Il a enseigné aux hommes et aux autres peintres l'usage esthétique de formes si inconnues que quelques poètes seuls les avaient soupçonnées. Ces signes lumineux brillent autour de nous, mais quelques peintres seuls en ont dégagé la signification plastique. Le travail, surtout dans ses réalisations les plus grossières, contient une multitude d'éléments esthétiques dont la nouveauté est toujours d'accord avec le sentiment du sublime qui permet à l'homme d'ordonner le chaos: il ne faut pas mépriser ce qui paraît neuf, ou ce qui est sali ou ce qui nous sert, le faux bois ou le faux marbre des peintres en bâtiment.
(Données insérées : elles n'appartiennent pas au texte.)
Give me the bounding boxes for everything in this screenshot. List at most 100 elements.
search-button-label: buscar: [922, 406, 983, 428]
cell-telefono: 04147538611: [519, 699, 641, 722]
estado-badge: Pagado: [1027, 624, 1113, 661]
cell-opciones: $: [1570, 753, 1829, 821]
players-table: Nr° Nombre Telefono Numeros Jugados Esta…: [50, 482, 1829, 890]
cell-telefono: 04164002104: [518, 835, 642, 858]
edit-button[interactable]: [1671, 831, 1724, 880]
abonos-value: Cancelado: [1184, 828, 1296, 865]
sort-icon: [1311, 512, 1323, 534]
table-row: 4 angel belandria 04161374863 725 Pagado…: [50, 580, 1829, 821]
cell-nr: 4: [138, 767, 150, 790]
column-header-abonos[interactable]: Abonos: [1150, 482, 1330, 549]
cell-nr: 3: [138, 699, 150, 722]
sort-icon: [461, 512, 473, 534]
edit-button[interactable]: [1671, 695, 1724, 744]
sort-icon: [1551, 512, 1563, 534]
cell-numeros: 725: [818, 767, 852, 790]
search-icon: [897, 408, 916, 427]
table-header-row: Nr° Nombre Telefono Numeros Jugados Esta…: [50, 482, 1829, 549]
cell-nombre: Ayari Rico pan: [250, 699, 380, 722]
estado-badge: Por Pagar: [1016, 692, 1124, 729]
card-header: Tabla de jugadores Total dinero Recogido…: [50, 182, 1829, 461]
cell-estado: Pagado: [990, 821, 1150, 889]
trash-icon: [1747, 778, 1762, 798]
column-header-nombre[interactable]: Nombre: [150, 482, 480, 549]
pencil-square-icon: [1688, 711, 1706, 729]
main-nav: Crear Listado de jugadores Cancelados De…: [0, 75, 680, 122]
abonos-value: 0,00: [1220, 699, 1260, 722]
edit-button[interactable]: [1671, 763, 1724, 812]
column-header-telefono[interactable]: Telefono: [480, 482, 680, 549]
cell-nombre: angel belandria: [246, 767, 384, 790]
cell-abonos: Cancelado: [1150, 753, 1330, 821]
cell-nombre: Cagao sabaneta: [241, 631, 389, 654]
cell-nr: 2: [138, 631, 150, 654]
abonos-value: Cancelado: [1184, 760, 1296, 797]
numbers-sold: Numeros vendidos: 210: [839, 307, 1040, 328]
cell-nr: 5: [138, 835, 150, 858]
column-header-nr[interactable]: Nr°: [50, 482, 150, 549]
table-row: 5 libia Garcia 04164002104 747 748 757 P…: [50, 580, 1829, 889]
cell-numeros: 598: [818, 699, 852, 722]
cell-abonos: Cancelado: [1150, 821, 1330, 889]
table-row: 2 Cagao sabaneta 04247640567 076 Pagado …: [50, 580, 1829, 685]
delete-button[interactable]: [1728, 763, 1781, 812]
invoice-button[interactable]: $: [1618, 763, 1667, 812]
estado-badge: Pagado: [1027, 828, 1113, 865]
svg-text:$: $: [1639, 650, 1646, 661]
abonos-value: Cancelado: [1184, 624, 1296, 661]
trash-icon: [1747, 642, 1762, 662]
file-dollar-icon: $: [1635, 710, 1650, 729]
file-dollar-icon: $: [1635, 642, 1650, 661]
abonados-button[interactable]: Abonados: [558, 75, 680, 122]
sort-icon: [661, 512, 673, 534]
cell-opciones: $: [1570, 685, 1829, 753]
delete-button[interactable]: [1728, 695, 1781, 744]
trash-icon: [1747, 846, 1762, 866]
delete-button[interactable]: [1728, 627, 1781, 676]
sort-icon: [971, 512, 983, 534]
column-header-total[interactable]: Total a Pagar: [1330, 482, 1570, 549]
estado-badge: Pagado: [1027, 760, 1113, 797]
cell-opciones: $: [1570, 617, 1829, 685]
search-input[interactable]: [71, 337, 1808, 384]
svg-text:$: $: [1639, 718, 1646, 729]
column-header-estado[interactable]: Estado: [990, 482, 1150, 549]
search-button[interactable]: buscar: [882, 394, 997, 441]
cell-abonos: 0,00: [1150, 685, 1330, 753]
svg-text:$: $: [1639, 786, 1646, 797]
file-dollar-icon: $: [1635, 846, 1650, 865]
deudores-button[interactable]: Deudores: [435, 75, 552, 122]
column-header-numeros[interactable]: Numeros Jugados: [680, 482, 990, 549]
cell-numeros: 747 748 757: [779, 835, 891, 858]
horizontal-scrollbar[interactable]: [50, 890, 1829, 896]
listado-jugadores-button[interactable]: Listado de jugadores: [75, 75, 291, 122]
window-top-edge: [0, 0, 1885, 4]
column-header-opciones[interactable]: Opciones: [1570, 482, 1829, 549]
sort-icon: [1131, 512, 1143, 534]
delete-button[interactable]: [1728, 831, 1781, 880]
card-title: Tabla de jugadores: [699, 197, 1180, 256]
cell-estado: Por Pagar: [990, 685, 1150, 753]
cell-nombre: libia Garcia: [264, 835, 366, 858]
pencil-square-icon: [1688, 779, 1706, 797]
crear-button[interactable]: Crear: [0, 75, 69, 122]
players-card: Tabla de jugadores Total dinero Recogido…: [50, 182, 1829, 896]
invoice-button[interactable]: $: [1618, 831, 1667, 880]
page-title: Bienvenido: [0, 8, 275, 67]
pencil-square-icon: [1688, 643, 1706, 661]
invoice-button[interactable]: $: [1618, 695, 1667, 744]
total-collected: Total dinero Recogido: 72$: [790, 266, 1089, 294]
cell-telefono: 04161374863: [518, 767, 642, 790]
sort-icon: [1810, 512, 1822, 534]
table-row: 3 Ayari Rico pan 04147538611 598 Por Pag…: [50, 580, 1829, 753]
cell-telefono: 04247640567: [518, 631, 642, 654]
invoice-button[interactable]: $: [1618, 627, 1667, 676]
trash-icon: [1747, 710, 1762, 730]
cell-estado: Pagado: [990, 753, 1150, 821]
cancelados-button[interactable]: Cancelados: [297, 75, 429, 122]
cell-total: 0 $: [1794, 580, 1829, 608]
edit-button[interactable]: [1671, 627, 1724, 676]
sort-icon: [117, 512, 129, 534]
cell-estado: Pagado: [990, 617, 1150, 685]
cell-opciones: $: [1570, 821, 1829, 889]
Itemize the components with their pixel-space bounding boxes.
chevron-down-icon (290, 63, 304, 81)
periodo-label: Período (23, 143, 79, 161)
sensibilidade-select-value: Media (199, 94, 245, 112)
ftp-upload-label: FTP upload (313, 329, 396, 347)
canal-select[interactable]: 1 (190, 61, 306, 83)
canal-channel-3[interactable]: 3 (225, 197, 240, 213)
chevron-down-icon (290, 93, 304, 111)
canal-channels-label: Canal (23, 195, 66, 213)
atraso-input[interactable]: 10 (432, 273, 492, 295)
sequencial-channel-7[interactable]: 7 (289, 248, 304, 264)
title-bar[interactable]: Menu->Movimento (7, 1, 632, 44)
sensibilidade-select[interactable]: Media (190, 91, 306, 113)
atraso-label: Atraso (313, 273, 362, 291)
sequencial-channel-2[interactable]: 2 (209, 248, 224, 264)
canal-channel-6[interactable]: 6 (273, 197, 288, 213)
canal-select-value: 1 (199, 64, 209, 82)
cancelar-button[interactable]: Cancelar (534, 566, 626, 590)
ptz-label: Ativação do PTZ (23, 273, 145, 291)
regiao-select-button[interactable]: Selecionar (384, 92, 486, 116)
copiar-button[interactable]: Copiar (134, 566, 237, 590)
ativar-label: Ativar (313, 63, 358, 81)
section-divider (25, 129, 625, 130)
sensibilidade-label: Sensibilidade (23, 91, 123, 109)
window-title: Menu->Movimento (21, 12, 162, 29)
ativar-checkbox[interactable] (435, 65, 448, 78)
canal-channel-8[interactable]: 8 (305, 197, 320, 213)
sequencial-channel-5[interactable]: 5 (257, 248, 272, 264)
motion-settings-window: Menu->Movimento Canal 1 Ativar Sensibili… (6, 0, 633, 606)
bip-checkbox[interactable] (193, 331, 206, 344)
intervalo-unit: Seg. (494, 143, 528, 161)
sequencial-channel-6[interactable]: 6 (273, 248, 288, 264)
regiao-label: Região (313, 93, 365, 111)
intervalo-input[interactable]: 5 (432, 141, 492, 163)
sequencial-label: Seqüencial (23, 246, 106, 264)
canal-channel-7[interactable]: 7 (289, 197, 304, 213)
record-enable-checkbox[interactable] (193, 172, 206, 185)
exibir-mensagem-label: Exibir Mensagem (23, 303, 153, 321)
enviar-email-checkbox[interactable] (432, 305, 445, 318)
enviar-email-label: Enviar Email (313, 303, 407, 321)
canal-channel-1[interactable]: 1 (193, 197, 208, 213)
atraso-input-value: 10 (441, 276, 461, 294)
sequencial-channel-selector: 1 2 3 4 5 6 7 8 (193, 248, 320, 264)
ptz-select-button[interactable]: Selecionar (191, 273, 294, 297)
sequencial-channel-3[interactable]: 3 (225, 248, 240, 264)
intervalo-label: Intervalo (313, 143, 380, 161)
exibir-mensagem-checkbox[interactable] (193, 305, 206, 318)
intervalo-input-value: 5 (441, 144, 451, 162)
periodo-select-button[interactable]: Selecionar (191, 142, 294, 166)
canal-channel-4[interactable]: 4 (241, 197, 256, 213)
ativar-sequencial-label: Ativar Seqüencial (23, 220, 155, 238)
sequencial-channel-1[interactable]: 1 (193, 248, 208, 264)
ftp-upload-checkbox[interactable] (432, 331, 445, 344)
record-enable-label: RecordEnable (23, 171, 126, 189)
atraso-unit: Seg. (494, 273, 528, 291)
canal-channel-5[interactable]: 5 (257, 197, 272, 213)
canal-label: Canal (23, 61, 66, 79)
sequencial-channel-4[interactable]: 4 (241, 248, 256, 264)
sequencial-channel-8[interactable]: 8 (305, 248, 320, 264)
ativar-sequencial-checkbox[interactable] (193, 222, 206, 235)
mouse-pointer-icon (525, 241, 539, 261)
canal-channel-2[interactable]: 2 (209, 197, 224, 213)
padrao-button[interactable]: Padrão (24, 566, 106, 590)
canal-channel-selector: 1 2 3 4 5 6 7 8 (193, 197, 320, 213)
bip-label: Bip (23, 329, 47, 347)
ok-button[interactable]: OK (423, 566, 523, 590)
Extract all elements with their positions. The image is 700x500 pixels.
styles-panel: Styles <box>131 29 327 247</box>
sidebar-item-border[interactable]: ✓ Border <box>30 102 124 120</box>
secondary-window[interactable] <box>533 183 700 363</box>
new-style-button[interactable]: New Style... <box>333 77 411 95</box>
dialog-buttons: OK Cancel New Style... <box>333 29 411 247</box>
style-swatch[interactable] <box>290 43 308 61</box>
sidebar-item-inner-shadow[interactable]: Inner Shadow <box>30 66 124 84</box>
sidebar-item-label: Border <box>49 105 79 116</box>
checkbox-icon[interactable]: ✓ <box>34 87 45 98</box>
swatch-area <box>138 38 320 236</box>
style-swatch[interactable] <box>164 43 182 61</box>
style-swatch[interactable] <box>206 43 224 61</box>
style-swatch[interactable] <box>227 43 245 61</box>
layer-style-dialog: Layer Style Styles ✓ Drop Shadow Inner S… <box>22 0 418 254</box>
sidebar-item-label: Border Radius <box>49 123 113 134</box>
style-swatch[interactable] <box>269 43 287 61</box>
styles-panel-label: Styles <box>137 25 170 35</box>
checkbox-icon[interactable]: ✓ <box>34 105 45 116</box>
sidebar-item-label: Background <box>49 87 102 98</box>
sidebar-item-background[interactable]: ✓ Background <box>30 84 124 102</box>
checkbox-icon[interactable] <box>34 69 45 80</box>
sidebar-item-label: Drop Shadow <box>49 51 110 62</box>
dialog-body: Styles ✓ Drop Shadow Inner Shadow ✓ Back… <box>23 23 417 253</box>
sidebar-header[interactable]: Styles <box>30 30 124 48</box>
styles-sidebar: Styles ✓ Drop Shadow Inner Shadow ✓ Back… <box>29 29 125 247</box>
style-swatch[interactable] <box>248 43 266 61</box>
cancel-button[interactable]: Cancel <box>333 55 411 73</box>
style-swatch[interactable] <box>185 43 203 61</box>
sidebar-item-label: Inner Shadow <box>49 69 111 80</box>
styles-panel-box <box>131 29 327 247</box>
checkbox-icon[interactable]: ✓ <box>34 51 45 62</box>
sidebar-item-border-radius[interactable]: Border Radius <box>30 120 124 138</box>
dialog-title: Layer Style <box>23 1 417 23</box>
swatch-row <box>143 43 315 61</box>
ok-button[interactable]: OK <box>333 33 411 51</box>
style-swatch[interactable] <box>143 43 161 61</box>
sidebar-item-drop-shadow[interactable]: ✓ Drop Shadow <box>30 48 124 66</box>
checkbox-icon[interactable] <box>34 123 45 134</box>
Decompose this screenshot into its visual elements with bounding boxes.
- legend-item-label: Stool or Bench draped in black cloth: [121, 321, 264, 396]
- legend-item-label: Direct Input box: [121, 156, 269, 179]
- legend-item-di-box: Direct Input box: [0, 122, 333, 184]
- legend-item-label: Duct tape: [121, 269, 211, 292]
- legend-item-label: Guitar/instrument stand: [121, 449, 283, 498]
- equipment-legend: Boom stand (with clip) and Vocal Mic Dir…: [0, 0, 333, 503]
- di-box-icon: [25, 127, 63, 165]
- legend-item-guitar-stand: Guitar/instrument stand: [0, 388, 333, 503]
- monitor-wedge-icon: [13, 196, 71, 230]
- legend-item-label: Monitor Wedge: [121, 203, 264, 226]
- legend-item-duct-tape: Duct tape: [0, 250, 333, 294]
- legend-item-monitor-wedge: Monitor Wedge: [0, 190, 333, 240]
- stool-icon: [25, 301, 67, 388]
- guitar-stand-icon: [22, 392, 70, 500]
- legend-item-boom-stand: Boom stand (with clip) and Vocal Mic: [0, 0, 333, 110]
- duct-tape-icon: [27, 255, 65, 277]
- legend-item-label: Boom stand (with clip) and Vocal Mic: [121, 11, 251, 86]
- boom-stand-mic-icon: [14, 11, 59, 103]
Même si ces apparences paraissent triviales, il faut, lorsque l'action réclame un homme, qu'il parte de ces trivialités.
Je déteste les artistes qui ne sont pas de leur époque et de même que le langage du peuple était pour Malherbe le bon langage de son époque, le métier de l'artisan, du peintre en bâtiment devrait être pour l'artiste la plus vigoureuse expression matérielle de la peinture.
On dira: Georges Braque le vérificateur. Il a vérifié toutes les nouveautés de l'art moderne et en vérifiera encore.